‘115th Dream’: The first sign of Bob Dylan’s fascination with ‘Moby-Dick’
“Moby-Dick is a fascinating book”, Bob Dylan said in his Nobel Prize acceptance lecture, which he delivered, days before his deadline, in early 2017.
He expanded, “A book that’s filled with scenes of high drama and dramatic dialogue. The book makes demands on you. The plot is straightforward. The mysterious Captain Ahab–captain of a ship called the Pequod–an egomaniac with a peg leg pursuing his nemesis, the great white whale Moby Dick who took his leg. And he pursues him all the way from the Atlantic around the tip of Africa and into the Indian Ocean. He pursues the whale around both sides of the earth.”
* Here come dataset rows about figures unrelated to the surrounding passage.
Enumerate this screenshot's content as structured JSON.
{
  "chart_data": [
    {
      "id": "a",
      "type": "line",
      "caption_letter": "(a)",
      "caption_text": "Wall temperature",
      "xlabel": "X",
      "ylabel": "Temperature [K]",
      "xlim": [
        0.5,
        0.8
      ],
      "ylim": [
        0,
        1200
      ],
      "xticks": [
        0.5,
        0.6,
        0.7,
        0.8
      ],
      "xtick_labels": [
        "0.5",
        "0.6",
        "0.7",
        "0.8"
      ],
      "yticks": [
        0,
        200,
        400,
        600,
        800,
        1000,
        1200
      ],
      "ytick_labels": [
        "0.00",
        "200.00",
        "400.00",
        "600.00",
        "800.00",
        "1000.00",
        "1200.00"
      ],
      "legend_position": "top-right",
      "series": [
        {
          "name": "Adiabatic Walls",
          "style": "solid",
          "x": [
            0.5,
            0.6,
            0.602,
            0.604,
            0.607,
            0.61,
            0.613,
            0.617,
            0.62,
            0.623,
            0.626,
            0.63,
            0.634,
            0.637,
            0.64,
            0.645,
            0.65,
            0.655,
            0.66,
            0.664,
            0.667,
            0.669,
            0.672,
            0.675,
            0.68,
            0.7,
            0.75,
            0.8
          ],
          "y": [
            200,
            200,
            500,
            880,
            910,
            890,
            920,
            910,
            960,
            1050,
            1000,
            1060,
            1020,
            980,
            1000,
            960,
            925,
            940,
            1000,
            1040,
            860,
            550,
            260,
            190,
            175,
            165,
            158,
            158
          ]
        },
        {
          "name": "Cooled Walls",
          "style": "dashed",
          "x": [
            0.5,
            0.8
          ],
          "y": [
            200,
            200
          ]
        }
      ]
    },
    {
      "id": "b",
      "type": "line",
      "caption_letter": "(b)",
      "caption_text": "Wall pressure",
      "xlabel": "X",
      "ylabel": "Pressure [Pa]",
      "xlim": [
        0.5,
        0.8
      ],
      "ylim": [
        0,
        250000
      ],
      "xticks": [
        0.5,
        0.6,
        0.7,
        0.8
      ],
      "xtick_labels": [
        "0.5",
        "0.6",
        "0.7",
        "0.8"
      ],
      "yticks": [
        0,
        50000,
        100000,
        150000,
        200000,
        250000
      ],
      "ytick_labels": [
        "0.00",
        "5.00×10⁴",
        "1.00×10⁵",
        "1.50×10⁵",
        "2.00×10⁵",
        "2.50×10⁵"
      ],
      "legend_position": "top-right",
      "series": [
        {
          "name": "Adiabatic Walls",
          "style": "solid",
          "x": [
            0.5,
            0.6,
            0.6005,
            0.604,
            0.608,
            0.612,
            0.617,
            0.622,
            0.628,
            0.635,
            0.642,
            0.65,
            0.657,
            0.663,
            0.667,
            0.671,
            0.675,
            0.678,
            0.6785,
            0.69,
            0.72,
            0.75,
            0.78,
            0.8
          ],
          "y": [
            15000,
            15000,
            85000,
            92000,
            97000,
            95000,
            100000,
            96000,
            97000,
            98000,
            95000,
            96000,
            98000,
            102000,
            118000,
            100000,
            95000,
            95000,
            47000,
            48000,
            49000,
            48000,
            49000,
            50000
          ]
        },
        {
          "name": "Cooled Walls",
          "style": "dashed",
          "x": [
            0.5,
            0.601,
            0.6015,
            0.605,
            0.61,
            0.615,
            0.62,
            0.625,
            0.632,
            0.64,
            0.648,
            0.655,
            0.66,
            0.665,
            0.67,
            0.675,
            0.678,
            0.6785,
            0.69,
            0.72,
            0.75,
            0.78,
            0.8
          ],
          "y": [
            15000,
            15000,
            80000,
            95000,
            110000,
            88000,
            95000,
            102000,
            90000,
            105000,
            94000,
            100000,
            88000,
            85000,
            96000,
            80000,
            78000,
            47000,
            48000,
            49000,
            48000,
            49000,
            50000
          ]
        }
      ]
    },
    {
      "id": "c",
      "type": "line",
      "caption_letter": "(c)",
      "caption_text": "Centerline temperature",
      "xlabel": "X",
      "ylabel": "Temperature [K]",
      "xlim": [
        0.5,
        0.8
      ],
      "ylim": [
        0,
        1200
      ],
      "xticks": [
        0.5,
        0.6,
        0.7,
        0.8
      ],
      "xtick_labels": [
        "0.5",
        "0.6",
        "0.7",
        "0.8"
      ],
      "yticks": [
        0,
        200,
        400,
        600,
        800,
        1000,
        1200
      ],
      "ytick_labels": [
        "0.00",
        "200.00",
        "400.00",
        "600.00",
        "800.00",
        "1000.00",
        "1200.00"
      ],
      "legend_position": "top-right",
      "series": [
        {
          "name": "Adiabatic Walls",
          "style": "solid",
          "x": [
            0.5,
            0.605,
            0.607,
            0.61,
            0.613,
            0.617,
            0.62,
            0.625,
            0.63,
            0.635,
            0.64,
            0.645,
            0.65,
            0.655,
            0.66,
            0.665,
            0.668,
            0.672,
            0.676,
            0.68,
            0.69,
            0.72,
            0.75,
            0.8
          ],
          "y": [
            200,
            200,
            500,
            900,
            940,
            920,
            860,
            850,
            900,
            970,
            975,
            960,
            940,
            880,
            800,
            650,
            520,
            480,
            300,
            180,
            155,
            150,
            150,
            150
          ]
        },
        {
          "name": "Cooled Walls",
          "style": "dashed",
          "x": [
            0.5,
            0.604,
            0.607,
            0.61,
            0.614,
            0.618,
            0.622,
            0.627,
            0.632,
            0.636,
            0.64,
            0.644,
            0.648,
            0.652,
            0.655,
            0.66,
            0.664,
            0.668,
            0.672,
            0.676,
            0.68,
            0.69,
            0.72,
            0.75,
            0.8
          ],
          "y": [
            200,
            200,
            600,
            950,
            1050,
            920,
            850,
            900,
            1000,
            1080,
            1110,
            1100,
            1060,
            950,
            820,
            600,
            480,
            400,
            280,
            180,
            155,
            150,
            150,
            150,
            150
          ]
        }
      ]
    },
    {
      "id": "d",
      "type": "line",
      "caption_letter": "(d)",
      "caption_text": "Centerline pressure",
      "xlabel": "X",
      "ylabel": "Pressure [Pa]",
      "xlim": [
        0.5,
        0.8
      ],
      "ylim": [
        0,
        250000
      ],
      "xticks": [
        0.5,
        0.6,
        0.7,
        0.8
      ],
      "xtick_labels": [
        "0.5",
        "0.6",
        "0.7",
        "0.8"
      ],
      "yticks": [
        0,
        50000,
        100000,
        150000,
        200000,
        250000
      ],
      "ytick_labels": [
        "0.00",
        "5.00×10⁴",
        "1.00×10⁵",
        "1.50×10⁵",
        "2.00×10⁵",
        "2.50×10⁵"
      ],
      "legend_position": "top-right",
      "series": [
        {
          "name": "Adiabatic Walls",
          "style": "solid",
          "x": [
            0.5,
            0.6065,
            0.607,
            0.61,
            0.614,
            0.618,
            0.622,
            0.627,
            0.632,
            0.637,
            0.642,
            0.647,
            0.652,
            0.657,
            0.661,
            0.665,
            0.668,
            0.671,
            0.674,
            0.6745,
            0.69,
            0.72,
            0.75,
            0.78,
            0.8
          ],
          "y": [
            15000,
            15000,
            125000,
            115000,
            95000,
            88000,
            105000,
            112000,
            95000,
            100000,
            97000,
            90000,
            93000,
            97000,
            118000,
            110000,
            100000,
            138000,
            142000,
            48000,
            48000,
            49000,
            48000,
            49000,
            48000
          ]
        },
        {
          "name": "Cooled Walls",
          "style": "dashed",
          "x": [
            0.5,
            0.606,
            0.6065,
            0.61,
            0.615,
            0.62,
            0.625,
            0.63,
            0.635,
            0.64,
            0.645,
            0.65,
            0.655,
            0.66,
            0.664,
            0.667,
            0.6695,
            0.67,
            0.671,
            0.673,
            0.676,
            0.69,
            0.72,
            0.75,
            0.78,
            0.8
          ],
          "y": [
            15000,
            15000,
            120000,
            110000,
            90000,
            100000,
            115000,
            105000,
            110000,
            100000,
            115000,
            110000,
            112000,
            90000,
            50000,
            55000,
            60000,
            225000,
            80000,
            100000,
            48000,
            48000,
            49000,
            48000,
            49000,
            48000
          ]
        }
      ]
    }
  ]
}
Dylan said all that (and more) about Melville’s masterpiece (or at least, one of Melville’s masterpieces) relatively recently, but he’d been fascinated with the tale of Ahab and the Whale for decades by that point. Dylan mentioned in his lecture that he first encountered Moby-Dick; or, The Whale in grammar school, and clearly, it left an impression on him.
In the 1967 Basement Tapes recording ‘Lo! and Behold’, Dylan sings the offhand line “What’s it to you, Moby Dick?” at one point, and then, much later, at a Rough and Rowdy Ways show I attended at the Beacon Theatre in New York in 2021, Dylan announced to the crowd that “Herman Melville was born here!” But, until his 2017 Nobel lecture, his biggest allusion (or, illusion?) to the great novel came in his 1965 song, ‘Bob Dylan’s 115th Dream’.
Though it opens with Dylan declaring that he was riding “on the Mayflower”, the ship which sailed from Southampton into the New World, bringing with it the famous pilgrim settler families who made the move to colonise America, the song weaves a healthy dose of Moby-Dick into its seafaring story as well and conflates one mythical tale of the ocean with the other.
“I yelled to Captain Arab, I’ll have ya understand,” Dylan sings early on in the song (though, surely he knows full well that the character in Melville’s book is actually called Captain Ahab), “Who came running to the deck and said, ‘Boys, forget the whale, we’re goin’ over yonder, cut the engines, change the sails’”.
From there, the song, understandably, takes on the fantastical feeling of a fever-dream. Images flash by before you have time to process exactly what Dylan is singing or saying. He rapidly reels off the story of the birth of America, a jailbreak, exploding restaurants, bank jobs, and stick-ups; this song doesn’t seem to be about Dylan’s 115th dream as much as it is about 115 separate dreamlike images flashing by, all at once.
Though Captain Arab follows along on Dylan’s fanciful spree throughout, by the end of the song, they’ve lost contact. “Well, the last I heard of Arab he was stuck on a whale”, Dylan drawls before announcing an encounter with another famous captain, singing that “He said his name was Columbus, and I just said good luck”.
Back in his Nobel lecture, Dylan concludes his examination of Moby Dick by summarising the plot. “Moby attacks one more time, ramming the Pequod and sinking it. Ahab gets tangled up in the harpoon lines and is thrown out of his boat into a watery grave. Ishmael survives. He’s in the sea, floating on a coffin. And that’s about it. That’s the whole story,” he said, before suggesting that it wasn’t only in ‘Bob Dylan’s 115th Dream’ that you can find the spirit of Moby Dick amongst his vast, ocean-like back catalogue: “That theme and all that it implies would work its way into more than a few of my songs”.